いま、ペコちゃんでお馴染みの不二家が企業倫理を糾弾されてその屋台骨が揺れ動いている。期限切れの原料を使った生菓子やケーキを製造・販売し、健康を害する危険性をはらんだ商行為が批難を浴びながらも、被害者は出ていないと釈明していた。このニュースを聞いたとき、健康を害した人が出ていないというのでほっとしたが、不二家の企業倫理は人権を侵しかねないとわたしは口走っていた。不二家の商品を食べて健康を害すれば、それは人権を侵すことになるからである。

そのつぶやきを聞いた人が怪訝(けげん)な表情で、なぜそれが人権を侵すことになるのだ、それでは何でも人権問題になるではないかと言った。不二家の商品を食べて健康を害すれば、健やかに生きようとしている人の権利を侵すことになり、健やかに生きようとする権利、それが人権だとわたしは考えているからである。人権は”humanrights(人間の権利)”、つまり人間が生まれたときから与えられている生きる権利のことであるが、それをわたしは”健やかに生きる権利”と言い換えただけのことである。時代はその方向に向かっている。

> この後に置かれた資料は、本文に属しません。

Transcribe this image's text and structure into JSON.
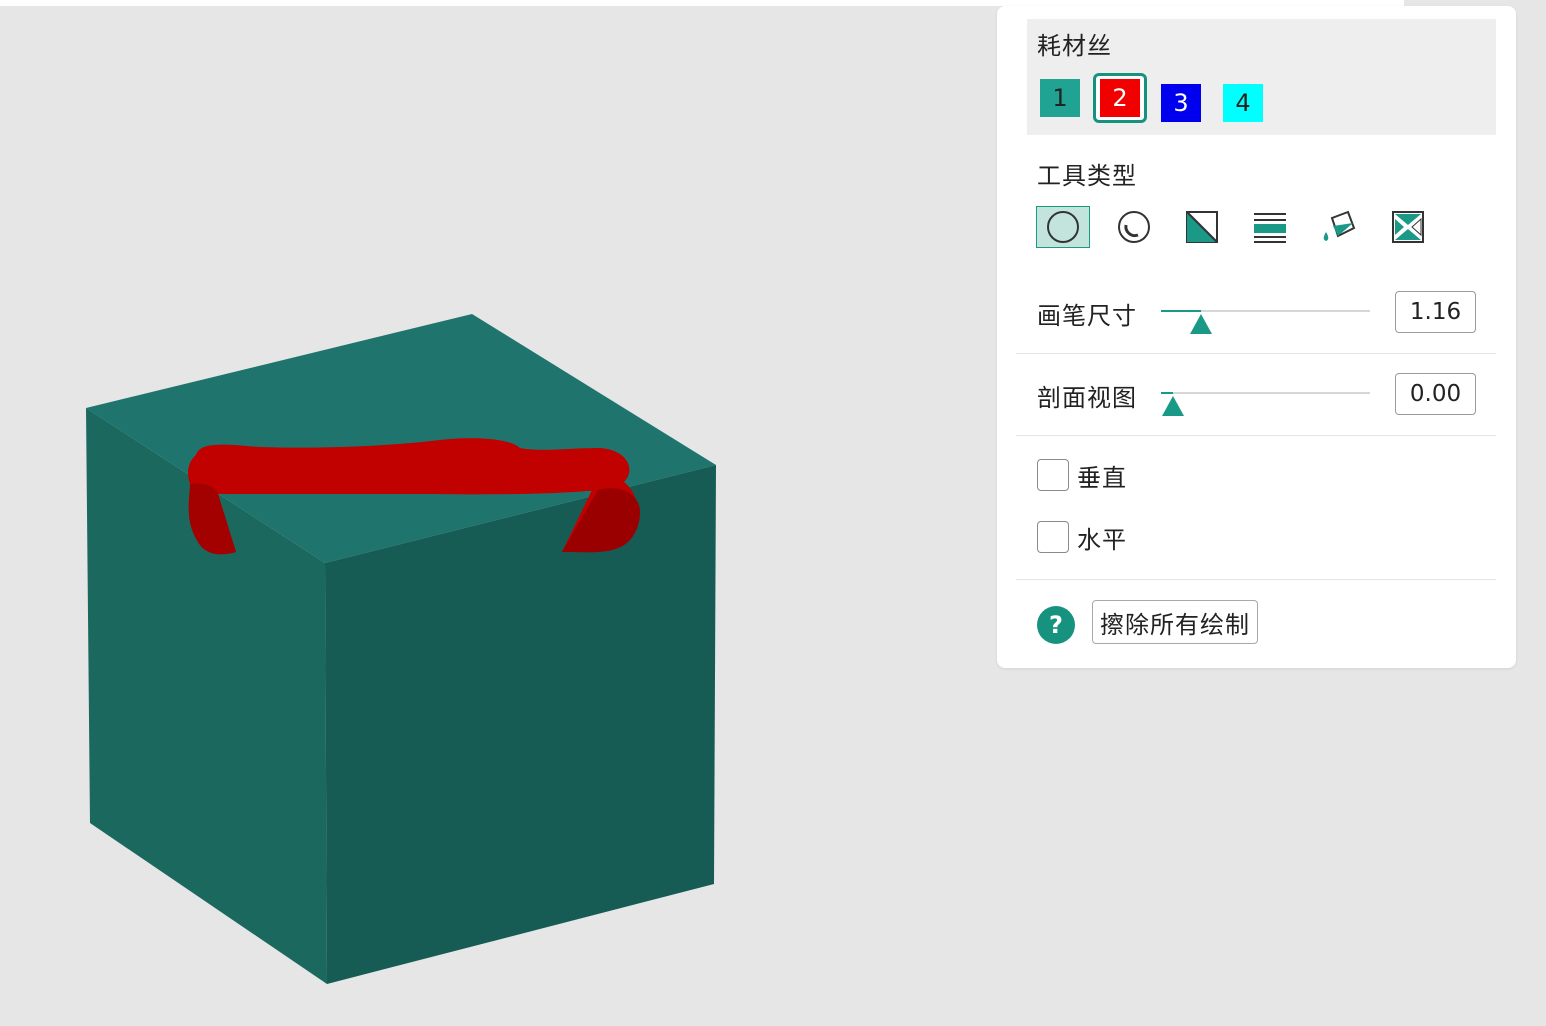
{
  "panel": {
    "filament": {
      "title": "耗材丝",
      "swatches": [
        {
          "label": "1",
          "color": "#21a394",
          "text_color": "#222222"
        },
        {
          "label": "2",
          "color": "#f20000",
          "text_color": "#ffffff",
          "selected": true
        },
        {
          "label": "3",
          "color": "#0000ee",
          "text_color": "#ffffff"
        },
        {
          "label": "4",
          "color": "#00ffff",
          "text_color": "#222222"
        }
      ]
    },
    "tool_type": {
      "title": "工具类型",
      "tools": [
        {
          "icon": "circle-brush-icon",
          "active": true
        },
        {
          "icon": "sphere-brush-icon"
        },
        {
          "icon": "triangle-fill-icon"
        },
        {
          "icon": "height-range-icon"
        },
        {
          "icon": "paint-bucket-icon"
        },
        {
          "icon": "gap-fill-icon"
        }
      ]
    },
    "brush_size": {
      "label": "画笔尺寸",
      "value": "1.16",
      "level": 0.18
    },
    "section_view": {
      "label": "剖面视图",
      "value": "0.00",
      "level": 0.0
    },
    "vertical": {
      "label": "垂直",
      "checked": false
    },
    "horizontal": {
      "label": "水平",
      "checked": false
    },
    "erase_all": {
      "label": "擦除所有绘制"
    },
    "help_icon": {
      "glyph": "?"
    }
  },
  "colors": {
    "accent": "#1a9986",
    "cube_top": "#1f756d",
    "cube_front": "#165c55",
    "paint": "#c10000"
  }
}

いじめ問題が大きな話題になった1980年代の半ば頃、いじめを子どもが大人になるための通過儀礼のようにみなす声が目立った。そのときわたしはいじめは人権侵害だと反論したが、それは健やかに生きようとする権利をいじめという手段で侵しているからであった。それについては拙著『ふだん着の人権論』(明石書店)に譲るが、不二家の問題もそれに通じる。当初、不二家は健康を害した人はいないと言ったが、数年前に不二家の商品を食べて健康を害する事件があったことが明るみに出た。

子どもたちから不二家の商品が姿を消した理由を聞かれたとき、腐敗した企業倫理と購買者の健康を害した経緯を大人たちはどう話すのであろうか。嘘はつけないから事実を話し、それを聞いた子どもたちから「大人は信用できない」と言われたらどう応えるであろうか。期待を裏切って「ごめんなさい」と謝って済むほどの軽い過ちではない。人間には悪い人もいるが良い人の方が多いのだ、といえば弁解になり、説得力が乏しい。さりとて名答も思い浮かばない。

ことの善悪を判断する良心を活性化し悪なる心を退ける道がある。その良心が死語化しつつある現状に強い関心を払うことから始めるしかない。